戦後のもう一人の主人公は源一だ。技師長として鉱山で働き、水銀への愛を語る。山の命運を背負うのは源一しかいなかった。昭和34年、年間200トンを産出するフレシラは、東洋一の水銀鉱山になっていた。
水銀が物語のキーワードだ。「水銀を飲む」という表現から、ある過酷な現実の歴史に思い当たり、戦慄する人もいるだろう。魚貝などに蓄積された有機水銀を摂取したことによる水俣病のことだ。本作も思わぬところで「水俣」と通底し、凄惨な悲劇、犯罪小説へと収斂していく。
末尾の資料から北海道東部にあったイトムカ鉱山を参考にしたことがわかる。イトムカ鉱山は北海道網走支庁留辺蘂町(るべしべちょう/現・北見市留辺蘂町)にあった水銀鉱山で、最盛期の生産量は日本一だった。イトムカとはアイヌ語で「光輝く水」のことだ。
作中で、フレシラ鉱山は辰砂を採掘しているが、イトムカ鉱山は主要鉱石が自然水銀という世界的にも珍しい鉱山だった。無機水銀中毒を起こす恐れのある水銀蒸気が発生したため防毒マスクを着用して採掘したという。それでも無機水銀中毒にかかる人も多かったというから、「水飲み」のような人がいたら、と著者は夢想したかもしれない。
水俣病問題を発端とする公害問題で、ソーダ工業での水銀使用が中止となり、昭和49年に採掘を中止した。鉱山として使命を終えたが、日本で唯一の水銀含有廃棄物の処理、リサイクル工場として今も操業を続けている。また、日本で唯一、水銀地金を生産している精錬所でもある。
アシヤの子孫もまた、同様の事業所で働いていると冒頭で設定されている。鉱山は一般に資源を収奪し尽くせば、後は廃墟となる。「後は野となれ山となれ」というわけだ。日本全国にそうした廃墟はいくつもある。モデルとなったイトムカ鉱山の希少性、特殊性ゆえにフレシラ鉱山はまだ命脈を保っているのかもしれない。そこに一つの救いを評者は感じた。

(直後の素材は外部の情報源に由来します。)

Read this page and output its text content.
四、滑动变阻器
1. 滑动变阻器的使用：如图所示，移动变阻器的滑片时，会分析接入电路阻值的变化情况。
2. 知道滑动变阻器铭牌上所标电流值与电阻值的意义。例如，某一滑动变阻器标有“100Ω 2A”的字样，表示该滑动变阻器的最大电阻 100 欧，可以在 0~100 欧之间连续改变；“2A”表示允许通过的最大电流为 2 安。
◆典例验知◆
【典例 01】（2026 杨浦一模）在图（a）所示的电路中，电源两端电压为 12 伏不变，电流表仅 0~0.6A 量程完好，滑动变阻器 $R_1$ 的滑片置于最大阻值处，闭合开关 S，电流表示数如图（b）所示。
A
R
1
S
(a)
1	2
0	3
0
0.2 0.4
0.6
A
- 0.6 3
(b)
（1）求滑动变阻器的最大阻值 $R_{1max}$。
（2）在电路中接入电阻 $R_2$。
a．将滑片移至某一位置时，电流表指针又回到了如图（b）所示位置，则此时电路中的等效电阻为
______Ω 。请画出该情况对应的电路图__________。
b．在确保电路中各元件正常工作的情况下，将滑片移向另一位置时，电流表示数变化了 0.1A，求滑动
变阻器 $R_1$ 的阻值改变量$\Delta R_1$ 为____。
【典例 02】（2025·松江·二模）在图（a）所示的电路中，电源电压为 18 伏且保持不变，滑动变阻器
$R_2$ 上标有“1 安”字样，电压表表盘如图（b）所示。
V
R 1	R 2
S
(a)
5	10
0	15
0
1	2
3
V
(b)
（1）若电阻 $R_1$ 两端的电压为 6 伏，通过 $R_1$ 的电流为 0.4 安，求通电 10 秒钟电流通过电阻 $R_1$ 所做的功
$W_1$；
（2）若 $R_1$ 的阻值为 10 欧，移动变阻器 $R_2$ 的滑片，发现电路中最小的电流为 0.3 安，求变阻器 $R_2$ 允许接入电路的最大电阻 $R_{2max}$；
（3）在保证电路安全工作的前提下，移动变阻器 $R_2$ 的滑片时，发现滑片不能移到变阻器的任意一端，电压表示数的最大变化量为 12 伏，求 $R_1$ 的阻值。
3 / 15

著者の岩井圭也さんは1987年生まれ。作家。北大大学院農学院修了。「永遠についての証明」で野性時代フロンティア文学賞を受賞しデビュー。著書に『水よ踊れ』『夏の陰』など。
BOOKウォッチでは、岩井さんの『文身』(祥伝社)を紹介済みだ。私小説とは何かを問うエンタテインメント小説だ。